Tutte le donazioni devono trasformarsi in aiuti efficaci. Come lo verifica la CBM e come implementa le conoscenze acquisite di volta in volta sul campo? Intervista a Mark Schmid, responsabile dei programmi internazionali della CBM Svizzera.
Che requisiti deve soddisfare un programma?
Deve mettere a frutto le competenze e le esperienze della CBM, quindi il nostro valore aggiunto. Il nostro potenziale è racchiuso nel miglioramento delle prospettive delle persone con disabilità in stretta cooperazione con le loro organizzazioni di autorappresentanza: da un lato, ottimizziamo i servizi indispensabili, come quello sanitario, con il coinvolgimento delle organizzazioni di autorappresentanza, che consentono l’abbattimento di barriere; dall’altro, influiamo accanto a loro su tutti gli attori dello sviluppo nazionale affinché le persone con disabilità non vengano lasciate indietro. Nell’ambito di un programma nazionale, stabiliamo su che cosa concentrarci in considerazione delle esigenze del paese, delle nostre competenze e dei mezzi disponibili, e che cosa vogliamo ottenere, ad esempio assicurare che in una regione le persone con malattie psichiche o problemi agli occhi vengano individuate e curate in modo adeguato.

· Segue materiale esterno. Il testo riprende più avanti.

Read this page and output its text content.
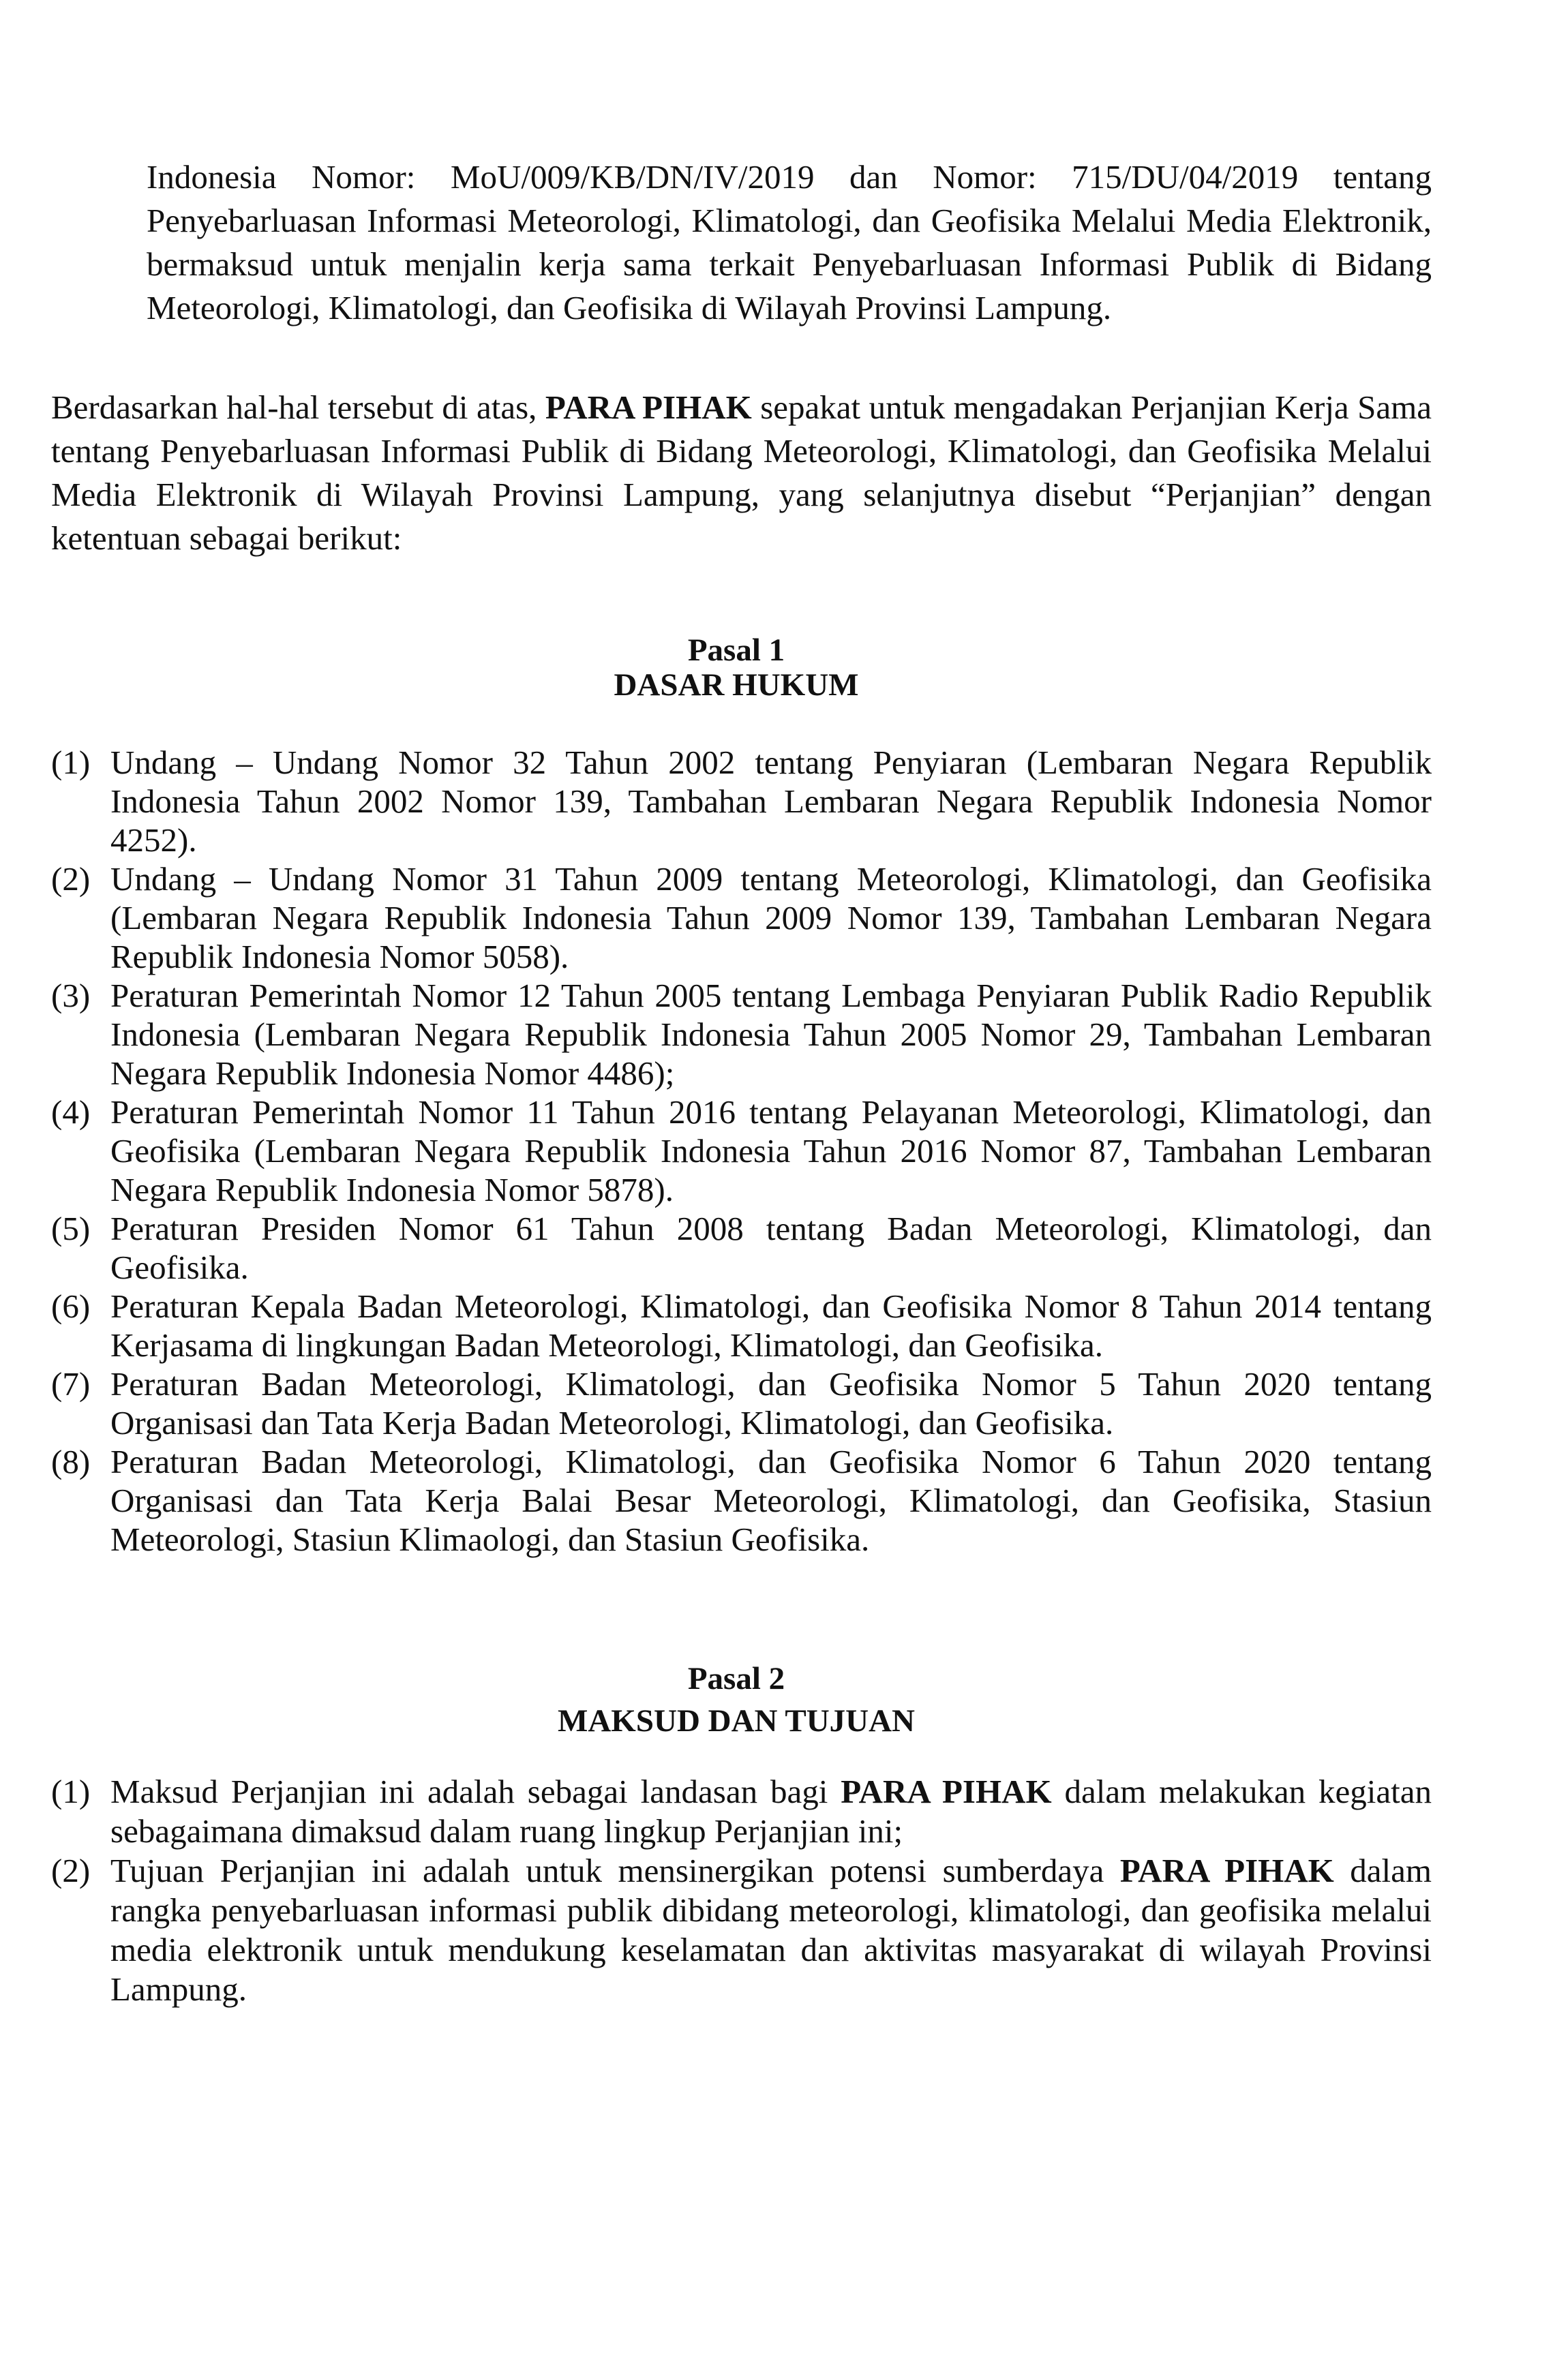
Indonesia Nomor: MoU/009/KB/DN/IV/2019 dan Nomor: 715/DU/04/2019 tentang Penyebarluasan Informasi Meteorologi, Klimatologi, dan Geofisika Melalui Media Elektronik, bermaksud untuk menjalin kerja sama terkait Penyebarluasan Informasi Publik di Bidang Meteorologi, Klimatologi, dan Geofisika di Wilayah Provinsi Lampung.

Berdasarkan hal-hal tersebut di atas, PARA PIHAK sepakat untuk mengadakan Perjanjian Kerja Sama tentang Penyebarluasan Informasi Publik di Bidang Meteorologi, Klimatologi, dan Geofisika Melalui Media Elektronik di Wilayah Provinsi Lampung, yang selanjutnya disebut “Perjanjian” dengan ketentuan sebagai berikut:

Pasal 1
DASAR HUKUM
(1) Undang – Undang Nomor 32 Tahun 2002 tentang Penyiaran (Lembaran Negara Republik Indonesia Tahun 2002 Nomor 139, Tambahan Lembaran Negara Republik Indonesia Nomor 4252).
(2) Undang – Undang Nomor 31 Tahun 2009 tentang Meteorologi, Klimatologi, dan Geofisika (Lembaran Negara Republik Indonesia Tahun 2009 Nomor 139, Tambahan Lembaran Negara Republik Indonesia Nomor 5058).
(3) Peraturan Pemerintah Nomor 12 Tahun 2005 tentang Lembaga Penyiaran Publik Radio Republik Indonesia (Lembaran Negara Republik Indonesia Tahun 2005 Nomor 29, Tambahan Lembaran Negara Republik Indonesia Nomor 4486);
(4) Peraturan Pemerintah Nomor 11 Tahun 2016 tentang Pelayanan Meteorologi, Klimatologi, dan Geofisika (Lembaran Negara Republik Indonesia Tahun 2016 Nomor 87, Tambahan Lembaran Negara Republik Indonesia Nomor 5878).
(5) Peraturan Presiden Nomor 61 Tahun 2008 tentang Badan Meteorologi, Klimatologi, dan Geofisika.
(6) Peraturan Kepala Badan Meteorologi, Klimatologi, dan Geofisika Nomor 8 Tahun 2014 tentang Kerjasama di lingkungan Badan Meteorologi, Klimatologi, dan Geofisika.
(7) Peraturan Badan Meteorologi, Klimatologi, dan Geofisika Nomor 5 Tahun 2020 tentang Organisasi dan Tata Kerja Badan Meteorologi, Klimatologi, dan Geofisika.
(8) Peraturan Badan Meteorologi, Klimatologi, dan Geofisika Nomor 6 Tahun 2020 tentang Organisasi dan Tata Kerja Balai Besar Meteorologi, Klimatologi, dan Geofisika, Stasiun Meteorologi, Stasiun Klimaologi, dan Stasiun Geofisika.
Pasal 2
MAKSUD DAN TUJUAN
(1) Maksud Perjanjian ini adalah sebagai landasan bagi PARA PIHAK dalam melakukan kegiatan sebagaimana dimaksud dalam ruang lingkup Perjanjian ini;
(2) Tujuan Perjanjian ini adalah untuk mensinergikan potensi sumberdaya PARA PIHAK dalam rangka penyebarluasan informasi publik dibidang meteorologi, klimatologi, dan geofisika melalui media elektronik untuk mendukung keselamatan dan aktivitas masyarakat di wilayah Provinsi Lampung.
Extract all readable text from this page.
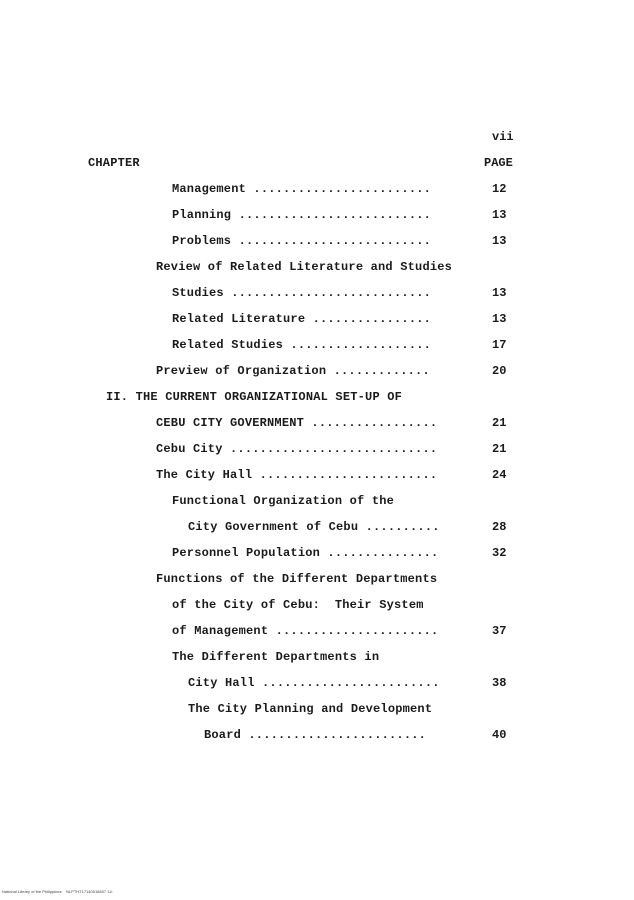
vii
CHAPTER	PAGE
Management ........................	12
Planning ..........................	13
Problems ..........................	13
Review of Related Literature and Studies
Studies ...........................	13
Related Literature ................	13
Related Studies ...................	17
Preview of Organization .............	20
II. THE CURRENT ORGANIZATIONAL SET-UP OF
CEBU CITY GOVERNMENT .................	21
Cebu City ............................	21
The City Hall ........................	24
Functional Organization of the
City Government of Cebu ..........	28
Personnel Population ...............	32
Functions of the Different Departments
of the City of Cebu:  Their System
of Management ......................	37
The Different Departments in
City Hall ........................	38
The City Planning and Development
Board ........................	40
National Library of the Philippines    NLPTHT17140016897 11I
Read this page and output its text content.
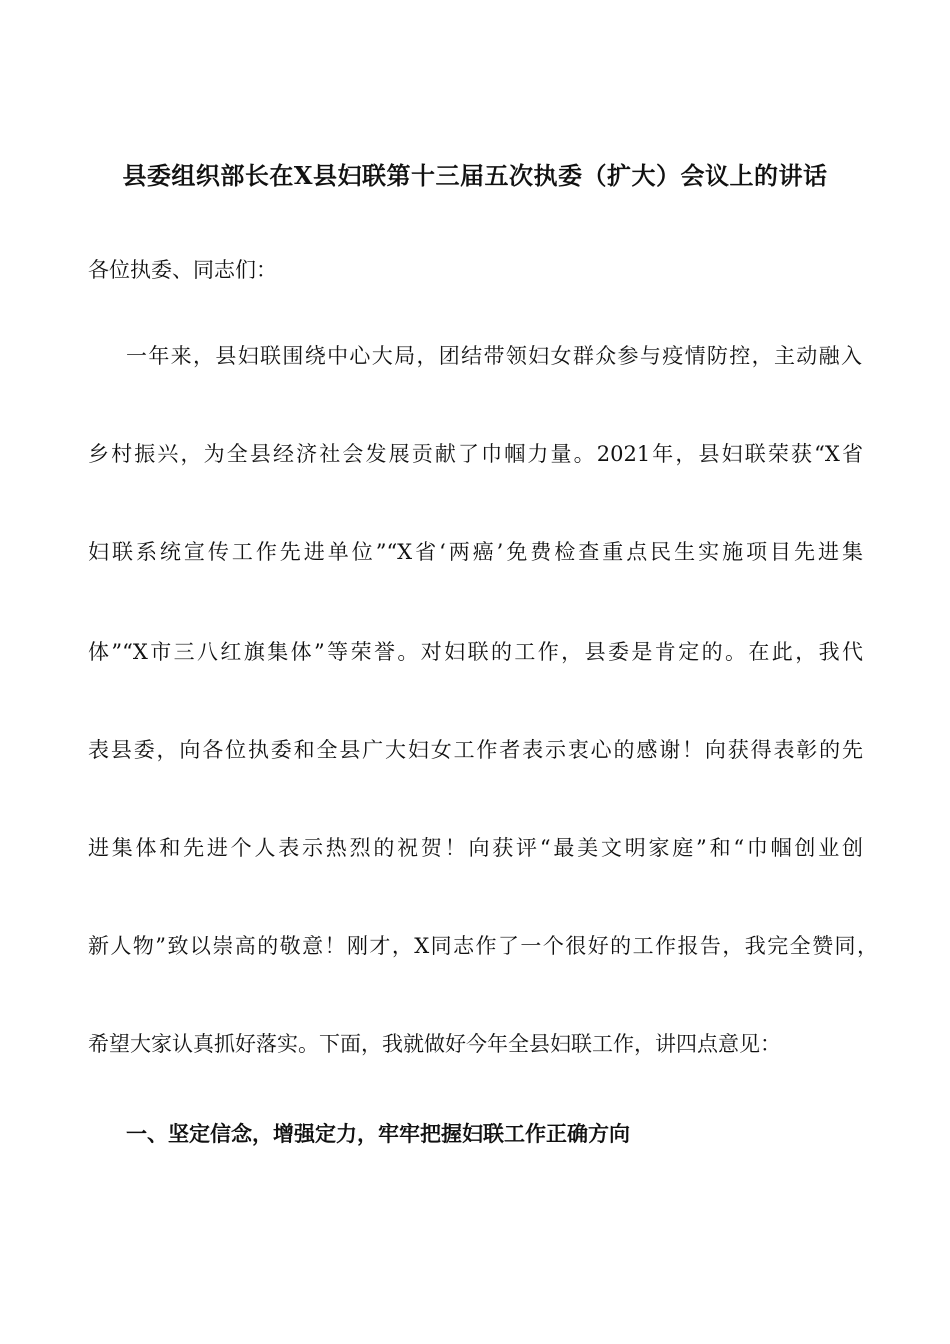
县委组织部长在X县妇联第十三届五次执委（扩大）会议上的讲话
各位执委、同志们：
一年来，县妇联围绕中心大局，团结带领妇女群众参与疫情防控，主动融入
乡村振兴，为全县经济社会发展贡献了巾帼力量。2021年，县妇联荣获“X省
妇联系统宣传工作先进单位”“X省‘两癌’免费检查重点民生实施项目先进集
体”“X市三八红旗集体”等荣誉。对妇联的工作，县委是肯定的。在此，我代
表县委，向各位执委和全县广大妇女工作者表示衷心的感谢！向获得表彰的先
进集体和先进个人表示热烈的祝贺！向获评“最美文明家庭”和“巾帼创业创
新人物”致以崇高的敬意！刚才，X同志作了一个很好的工作报告，我完全赞同，
希望大家认真抓好落实。下面，我就做好今年全县妇联工作，讲四点意见：
一、坚定信念，增强定力，牢牢把握妇联工作正确方向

Come vengono scelti i partner locali?
In base a quello che possono apportare ai fini dell’attuazione del programma. Innanzitutto accertiamo quali sono i possibili candidati e poi li esaminiamo prima di coinvolgerli ufficialmente. Se il loro operato coincide con le nostre visioni, i nostri valori e i nostri standard professionali, diamo avvio alla pianificazione comune.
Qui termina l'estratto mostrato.